Dr. Ragland represents the grim reality of bureaucracy sublimating our primary care system. She lives and works on the outskirts of Louisville, spending long days troubleshooting routine problems like back pain and acid reflux.

So far, 265,000 residents of Kentucky have signed up for insurance through the Affordable Care Act. Most have been found eligible for Medicaid, which the state expanded under the law. Primary care offices are “supposed” to be their point of entry into the health care system, providing the preventive care and upkeep that are crucial to improving the nation’s health.

But, as an independent physician, Dr.
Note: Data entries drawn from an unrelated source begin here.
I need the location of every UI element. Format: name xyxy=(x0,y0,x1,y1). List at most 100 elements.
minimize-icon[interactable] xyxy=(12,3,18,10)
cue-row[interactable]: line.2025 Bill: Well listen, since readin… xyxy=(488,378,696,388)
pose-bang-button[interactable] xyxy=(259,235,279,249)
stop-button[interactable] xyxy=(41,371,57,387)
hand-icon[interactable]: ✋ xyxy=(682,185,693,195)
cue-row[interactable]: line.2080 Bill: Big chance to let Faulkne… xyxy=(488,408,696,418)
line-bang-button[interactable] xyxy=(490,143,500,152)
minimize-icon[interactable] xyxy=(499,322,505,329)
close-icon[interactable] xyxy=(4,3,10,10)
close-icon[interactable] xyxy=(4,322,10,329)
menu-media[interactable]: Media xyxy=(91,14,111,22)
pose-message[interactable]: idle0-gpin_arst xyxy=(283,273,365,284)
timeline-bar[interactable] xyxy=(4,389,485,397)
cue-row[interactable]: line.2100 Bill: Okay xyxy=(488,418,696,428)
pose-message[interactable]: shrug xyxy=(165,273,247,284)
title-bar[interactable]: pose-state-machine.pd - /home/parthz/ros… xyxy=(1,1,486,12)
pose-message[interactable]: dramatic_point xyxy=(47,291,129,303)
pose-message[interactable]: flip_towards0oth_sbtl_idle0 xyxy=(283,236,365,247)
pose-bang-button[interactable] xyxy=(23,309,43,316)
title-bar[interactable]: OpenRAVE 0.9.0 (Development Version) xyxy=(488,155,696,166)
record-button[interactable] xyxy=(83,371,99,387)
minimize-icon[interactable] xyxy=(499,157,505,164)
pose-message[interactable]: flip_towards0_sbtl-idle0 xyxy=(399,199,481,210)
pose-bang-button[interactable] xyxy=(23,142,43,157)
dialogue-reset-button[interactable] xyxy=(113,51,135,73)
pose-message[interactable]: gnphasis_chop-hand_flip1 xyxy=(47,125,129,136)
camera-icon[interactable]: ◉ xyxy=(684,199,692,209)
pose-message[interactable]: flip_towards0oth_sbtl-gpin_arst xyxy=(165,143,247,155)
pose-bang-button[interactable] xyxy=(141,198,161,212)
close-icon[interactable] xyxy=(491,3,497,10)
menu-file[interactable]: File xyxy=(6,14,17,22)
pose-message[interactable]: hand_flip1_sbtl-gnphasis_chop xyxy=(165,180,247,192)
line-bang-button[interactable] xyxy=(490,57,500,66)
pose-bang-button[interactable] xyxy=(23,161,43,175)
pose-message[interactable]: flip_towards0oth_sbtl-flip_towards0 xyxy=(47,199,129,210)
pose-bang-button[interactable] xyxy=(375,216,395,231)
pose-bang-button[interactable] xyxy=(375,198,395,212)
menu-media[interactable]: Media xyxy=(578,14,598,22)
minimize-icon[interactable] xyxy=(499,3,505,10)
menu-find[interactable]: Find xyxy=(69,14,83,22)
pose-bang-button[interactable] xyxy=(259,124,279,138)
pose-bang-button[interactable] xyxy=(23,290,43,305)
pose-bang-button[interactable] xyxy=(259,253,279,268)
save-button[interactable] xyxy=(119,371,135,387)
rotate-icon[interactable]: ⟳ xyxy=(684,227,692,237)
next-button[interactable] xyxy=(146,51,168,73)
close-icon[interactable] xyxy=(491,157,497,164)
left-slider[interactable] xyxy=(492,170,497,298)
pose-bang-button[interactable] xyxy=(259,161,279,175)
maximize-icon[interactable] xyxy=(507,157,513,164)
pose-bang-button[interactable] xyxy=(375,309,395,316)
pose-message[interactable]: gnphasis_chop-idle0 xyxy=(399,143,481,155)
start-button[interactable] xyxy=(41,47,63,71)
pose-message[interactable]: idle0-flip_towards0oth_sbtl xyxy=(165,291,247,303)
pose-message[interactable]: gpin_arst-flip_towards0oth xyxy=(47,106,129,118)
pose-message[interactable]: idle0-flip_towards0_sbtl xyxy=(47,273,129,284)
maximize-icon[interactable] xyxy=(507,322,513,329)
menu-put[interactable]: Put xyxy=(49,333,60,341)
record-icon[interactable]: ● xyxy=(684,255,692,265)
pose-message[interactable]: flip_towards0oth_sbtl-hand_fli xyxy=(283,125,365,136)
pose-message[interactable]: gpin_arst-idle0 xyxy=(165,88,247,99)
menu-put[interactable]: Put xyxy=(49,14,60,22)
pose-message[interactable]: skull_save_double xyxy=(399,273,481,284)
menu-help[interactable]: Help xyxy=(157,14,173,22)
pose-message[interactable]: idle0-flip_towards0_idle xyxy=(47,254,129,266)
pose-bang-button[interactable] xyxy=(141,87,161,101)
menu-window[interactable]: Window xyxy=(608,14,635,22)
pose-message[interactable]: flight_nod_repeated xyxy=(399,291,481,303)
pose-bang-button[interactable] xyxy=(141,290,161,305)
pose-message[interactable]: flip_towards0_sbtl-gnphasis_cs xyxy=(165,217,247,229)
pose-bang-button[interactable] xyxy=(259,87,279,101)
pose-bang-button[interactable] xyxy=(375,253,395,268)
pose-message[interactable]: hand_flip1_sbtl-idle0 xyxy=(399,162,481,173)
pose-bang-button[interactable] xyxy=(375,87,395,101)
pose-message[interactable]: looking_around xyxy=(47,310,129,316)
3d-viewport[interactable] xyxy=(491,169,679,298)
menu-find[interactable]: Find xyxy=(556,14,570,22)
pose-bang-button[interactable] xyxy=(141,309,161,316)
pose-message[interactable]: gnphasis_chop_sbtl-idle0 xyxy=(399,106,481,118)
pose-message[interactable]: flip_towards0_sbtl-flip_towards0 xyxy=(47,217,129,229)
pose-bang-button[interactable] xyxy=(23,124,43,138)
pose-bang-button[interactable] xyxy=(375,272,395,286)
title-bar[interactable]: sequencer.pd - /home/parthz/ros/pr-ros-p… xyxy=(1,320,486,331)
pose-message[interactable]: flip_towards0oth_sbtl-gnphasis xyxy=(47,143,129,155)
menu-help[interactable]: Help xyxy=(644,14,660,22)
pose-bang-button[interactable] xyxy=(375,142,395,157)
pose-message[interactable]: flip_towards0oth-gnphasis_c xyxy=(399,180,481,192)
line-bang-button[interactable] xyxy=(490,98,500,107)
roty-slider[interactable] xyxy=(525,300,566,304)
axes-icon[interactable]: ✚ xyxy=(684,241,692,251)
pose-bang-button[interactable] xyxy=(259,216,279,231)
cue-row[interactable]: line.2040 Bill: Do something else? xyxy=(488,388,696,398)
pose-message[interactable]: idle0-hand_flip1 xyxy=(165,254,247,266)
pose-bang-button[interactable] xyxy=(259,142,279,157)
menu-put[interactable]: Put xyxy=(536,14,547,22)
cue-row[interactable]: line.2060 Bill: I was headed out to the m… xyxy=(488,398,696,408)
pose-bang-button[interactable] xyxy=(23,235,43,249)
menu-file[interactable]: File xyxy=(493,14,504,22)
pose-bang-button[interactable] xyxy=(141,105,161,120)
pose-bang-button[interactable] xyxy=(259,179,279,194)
Ragland must carefully devise strategies to keep her three-person practice afloat amid rising overhead, flat or dropping reimbursement rates, and new federal rules, many of them related to the health care law.

She said that she embraced the goal of extending health coverage to far more Americans, but that Medicaid paid too poorly for her to treat any of the new enrollees. And while she is accepting some of the private plans sold through Kentucky’s new online insurance exchange, she has rejected others — again, because she considers the payment too low.

Only about 40 percent of family doctors and pediatricians remain independent, according to the American Medical Association — and many, including Dr. Ragland, feel that harsh economic winds that were already pushing against them have been accelerated by the Affordable Care Act.

“We’re in an unknown time,” she said.

Dr. Ragland is both a general internist and a pediatrician. She treats infants to patients in their 90s. On a Monday this month, she saw 15 patients at an unhurried pace, partly because she had some no-shows because of bitterly cold weather. Now had she been practicing direct care, she would have seen fewer than 15 patients in a day, most likely, and been able to engage with her patients who needed help unlimited times.

Halfway through her day, Dr. Ragland walked into an exam room and found Aline Burgin, 61, waiting for her. “I haven’t seen you in a while!” she said, noting that Ms. Burgin’s last visit was two years earlier. Ms. Burgin, who works the overnight shift at a nursing home, said she had temporarily dropped her employer-sponsored insurance because it was too expensive.

“It’s $170 out of my paycheck every two weeks,” she said.

Dr. Ragland, being that she’s still in the fee-for-service universe, had to ask if she visited the healthcare exchange for help.

Ms. Burgin agreed to take the phone number for Kynect, the state exchange. Then she lingered in the exam room, telling Dr. Ragland about her sister’s recent death from emphysema and the guilt she felt about not being with her that day. Dr. Ragland listened for nearly 10 minutes making her appointment about 30 minutes long — 10 minutes longer than the usual appointment time. Dr. Ragland said that this kind of flexibility is what she treasures about private practice.

“Some patients need five minutes; some patients need all kinds of time and follow-up,” she said. “I never want to be in a situation where my employer tells me I need to be more productive or I’m going to have a severe cut in my pay.”

Now imagine if she practiced direct care and was able to spend up to 45 minutes or longer with her patients. And imagine that instead of fearing the dark times of socialized healthcare, she was telling students how to start practicing medicine like she could be. That could shine a light on the dark times facing private practices. But first, it’s realizing that bureaucracy is the dark cloud looming overhead.